Somos sociales. Nos gusta sentirnos respaldados, estar de acuerdo con otros en que los demás ‘otros’ están equivocados. Bajo el vestido protector del grupo, nos empoderamos. De ahí extraemos el refuerzo necesario para sentir que estamos en el bando de los buenos, los que tienen razón, aunque el resto, nuestros contrarios -que además de ser los malos, son los tontos y los aburridos- no lo entiendan.

No sé muy bien en qué punto, en qué momento, surge la necesidad de encontrar un malo, de elegir a alguien del otro bando y convertirle en la excusa de nuestra estrategia para salvar el mundo (esa burbuja de tres calles, cuatro amigos y 20 conocidos que habitamos los buenos). Ese malono sabemos muy bien por qué- despierta nuestro espíritu de Fuenteovejuna. Quizá lo necesitamos para dar la espalda a todo aquello de malos que también tenemos, aunque no queramos, no sepamos o no podamos verlo.

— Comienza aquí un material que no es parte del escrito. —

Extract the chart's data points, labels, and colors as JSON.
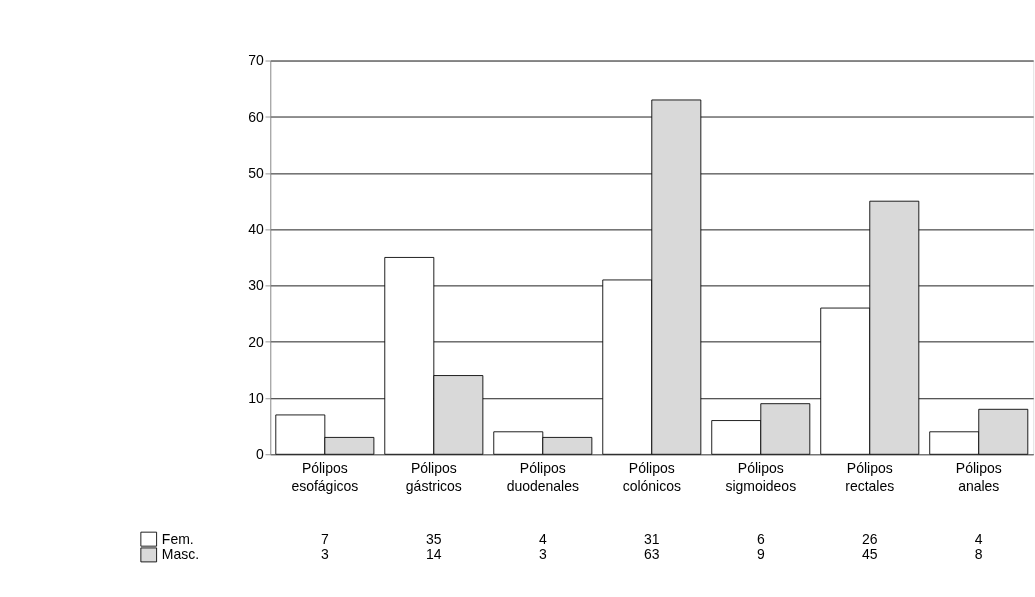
{
  "chart_data": {
    "type": "bar",
    "categories": [
      "Pólipos esofágicos",
      "Pólipos gástricos",
      "Pólipos duodenales",
      "Pólipos colónicos",
      "Pólipos sigmoideos",
      "Pólipos rectales",
      "Pólipos anales"
    ],
    "series": [
      {
        "name": "Fem.",
        "color": "#ffffff",
        "values": [
          7,
          35,
          4,
          31,
          6,
          26,
          4
        ]
      },
      {
        "name": "Masc.",
        "color": "#d9d9d9",
        "values": [
          3,
          14,
          3,
          63,
          9,
          45,
          8
        ]
      }
    ],
    "ylim": [
      0,
      70
    ],
    "yticks": [
      0,
      10,
      20,
      30,
      40,
      50,
      60,
      70
    ],
    "grid": "y",
    "legend": "bottom left",
    "data_labels": true
  }
}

El malo de turno va cambiando, según el contexto en el que nos desenvolvamos. Puede ser el empollón de la clase; un profesor que ‘nos tiene manía’ o que nos saca los colores, al evidenciarnos ante el resto; un compañero de trabajo que no participa en nuestros destripes sobre tal o cual otro empleado; un jefe inepto y desalmado… Ya sabéis a quiénes me refiero, esos personajes (es mejor verlos así, porque si los vemos como personas, corremos el riesgo de que nuestras gafas de ‘buenos’ dejen de funcionar y se apague nuestra sed de venganza o se nos quiten las ganas de ponerles en su sitio) que van pidiendo guerra, comportándose de manera diferente, de ese modo en que a nosotros, que somos los buenos, tanto nos molesta. Hablo de ese tipo que desafía tu postura, de tal modo que, concederle el más mínimo margen de duda, haría tambalear tu preciada colección de argumentos para convertirle en el ser más malo y despreciable del momento.

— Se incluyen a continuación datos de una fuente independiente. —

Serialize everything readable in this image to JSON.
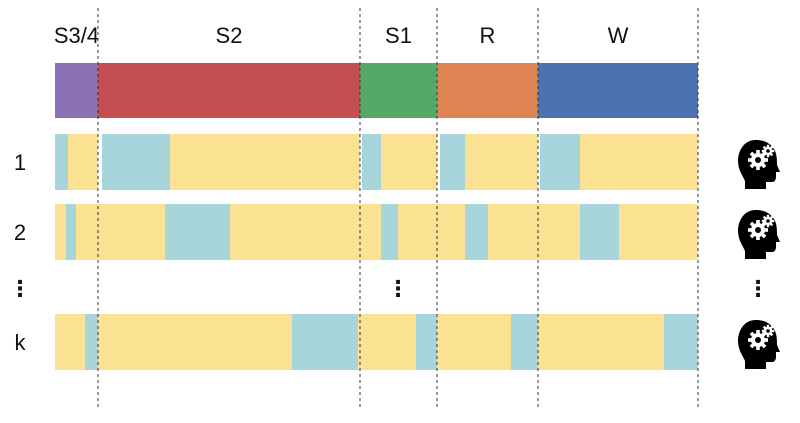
{
  "diagram": {
    "stages": [
      {
        "label": "S3/4",
        "color": "#8B72B5"
      },
      {
        "label": "S2",
        "color": "#C44E52"
      },
      {
        "label": "S1",
        "color": "#55A868"
      },
      {
        "label": "R",
        "color": "#DD8452"
      },
      {
        "label": "W",
        "color": "#4C72B0"
      }
    ],
    "colors": {
      "attended": "#FAE292",
      "unattended": "#A8D4DB"
    },
    "rows": [
      {
        "label": "1"
      },
      {
        "label": "2"
      },
      {
        "label": "k"
      }
    ],
    "ellipsis_symbol": "⋮",
    "row_icon": "head-with-gears-icon"
  }
}
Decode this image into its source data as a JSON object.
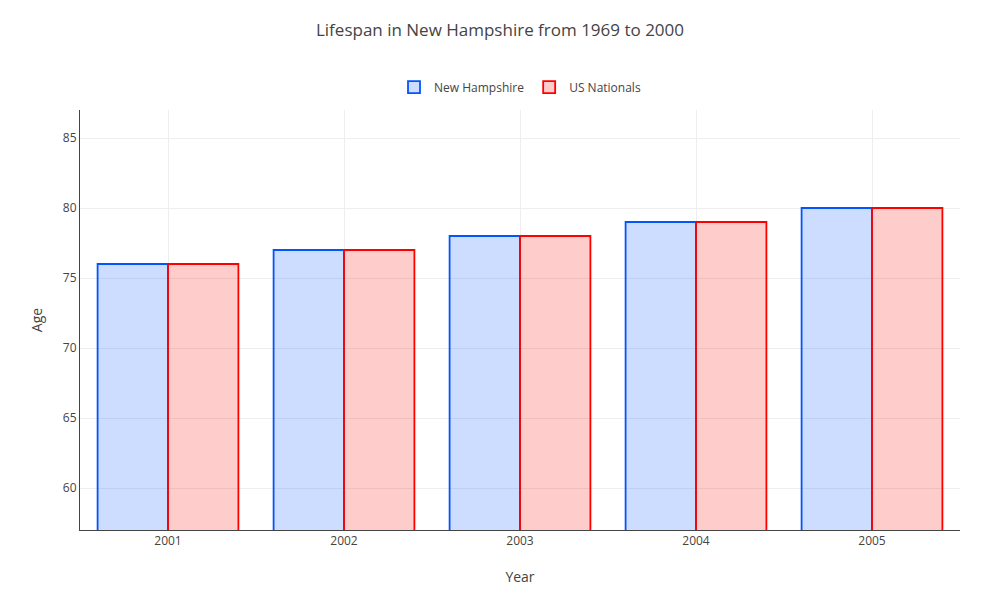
{
  "chart_data": {
    "type": "bar",
    "title": "Lifespan in New Hampshire from 1969 to 2000",
    "xlabel": "Year",
    "ylabel": "Age",
    "categories": [
      "2001",
      "2002",
      "2003",
      "2004",
      "2005"
    ],
    "series": [
      {
        "name": "New Hampshire",
        "color": "#0055ff",
        "values": [
          76.0,
          77.0,
          78.0,
          79.0,
          80.0
        ]
      },
      {
        "name": "US Nationals",
        "color": "#ff0000",
        "values": [
          76.0,
          77.0,
          78.0,
          79.0,
          80.0
        ]
      }
    ],
    "ylim": [
      57,
      87
    ],
    "yticks": [
      60,
      65,
      70,
      75,
      80,
      85
    ],
    "grid": true,
    "legend": "top"
  }
}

Resultamos curiosos los humanos. Somos capaces de cometer la mayor de las crueldades con esos malos de nuestro entorno, pero luego cuando nos llega la misma historia reproducida en otra parte, en otro contexto, nos ponemos de parte del enemigo. Decimos: ‘Pobre chico, lo único que hacía era estudiar bien, no se metía con nadie’; o, somos capaces de detectar sin ambages un caso de mobbing ajeno, pero miramos hacia otro lado cuando alguien se pasa con ese compañero rarito de nuestra oficina. Al abrigo de nuestra infinita bondad, pensamos: ¡Qué mala es la gente! Y ese espejismo de solidaridad es suficiente para tranquilizar nuestra conciencia.

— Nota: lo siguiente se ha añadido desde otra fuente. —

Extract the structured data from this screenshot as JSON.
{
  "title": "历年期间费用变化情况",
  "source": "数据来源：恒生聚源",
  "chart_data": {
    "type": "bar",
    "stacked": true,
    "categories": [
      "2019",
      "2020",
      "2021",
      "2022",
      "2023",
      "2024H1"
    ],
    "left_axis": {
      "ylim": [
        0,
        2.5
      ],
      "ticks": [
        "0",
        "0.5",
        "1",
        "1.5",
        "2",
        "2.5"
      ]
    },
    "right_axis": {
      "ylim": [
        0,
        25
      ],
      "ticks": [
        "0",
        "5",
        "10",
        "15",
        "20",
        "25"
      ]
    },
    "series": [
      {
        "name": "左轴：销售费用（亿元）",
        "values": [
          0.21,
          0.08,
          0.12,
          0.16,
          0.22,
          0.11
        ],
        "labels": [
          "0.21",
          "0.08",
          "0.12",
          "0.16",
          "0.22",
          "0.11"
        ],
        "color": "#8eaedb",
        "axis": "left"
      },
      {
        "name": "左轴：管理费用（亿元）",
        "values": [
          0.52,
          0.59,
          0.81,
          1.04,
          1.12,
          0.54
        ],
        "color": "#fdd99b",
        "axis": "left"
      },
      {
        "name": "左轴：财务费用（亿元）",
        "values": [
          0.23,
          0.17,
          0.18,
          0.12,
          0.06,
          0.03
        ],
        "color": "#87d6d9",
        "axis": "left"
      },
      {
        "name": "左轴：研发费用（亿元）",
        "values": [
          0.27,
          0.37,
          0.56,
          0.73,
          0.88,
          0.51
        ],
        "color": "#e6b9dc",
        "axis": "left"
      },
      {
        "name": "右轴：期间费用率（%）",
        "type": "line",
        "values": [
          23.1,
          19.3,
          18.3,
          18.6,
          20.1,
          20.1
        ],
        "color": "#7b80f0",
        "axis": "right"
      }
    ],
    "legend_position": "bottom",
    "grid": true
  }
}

Ser el malo es incómodo, te coloca en una posición en la que resulta difícil, ya no solo enfrentarte a los buenos, sino algo tan natural como seguir siendo como eres, seguir actuando como crees que debes actuar. No es sencillo sentirse atacado, aislado, criticado por la espalda. Sobre todo, cuando ninguno de esos buenos en masa, ha tenido la consideración de hacerte ver –de forma individual- qué es eso tan malo que les has hecho para que se comporten así contigo.

De vez en cuando, conviene pensar en nuestros ‘malos’ del momento e imaginar que lo saben, que son conscientes de que las críticas del grupo, de los silencios incómodos cuando aparece, del aislamiento pretendido. Desde esa perspectiva, los bandos se desdibujan, pero se ve todo con más claridad.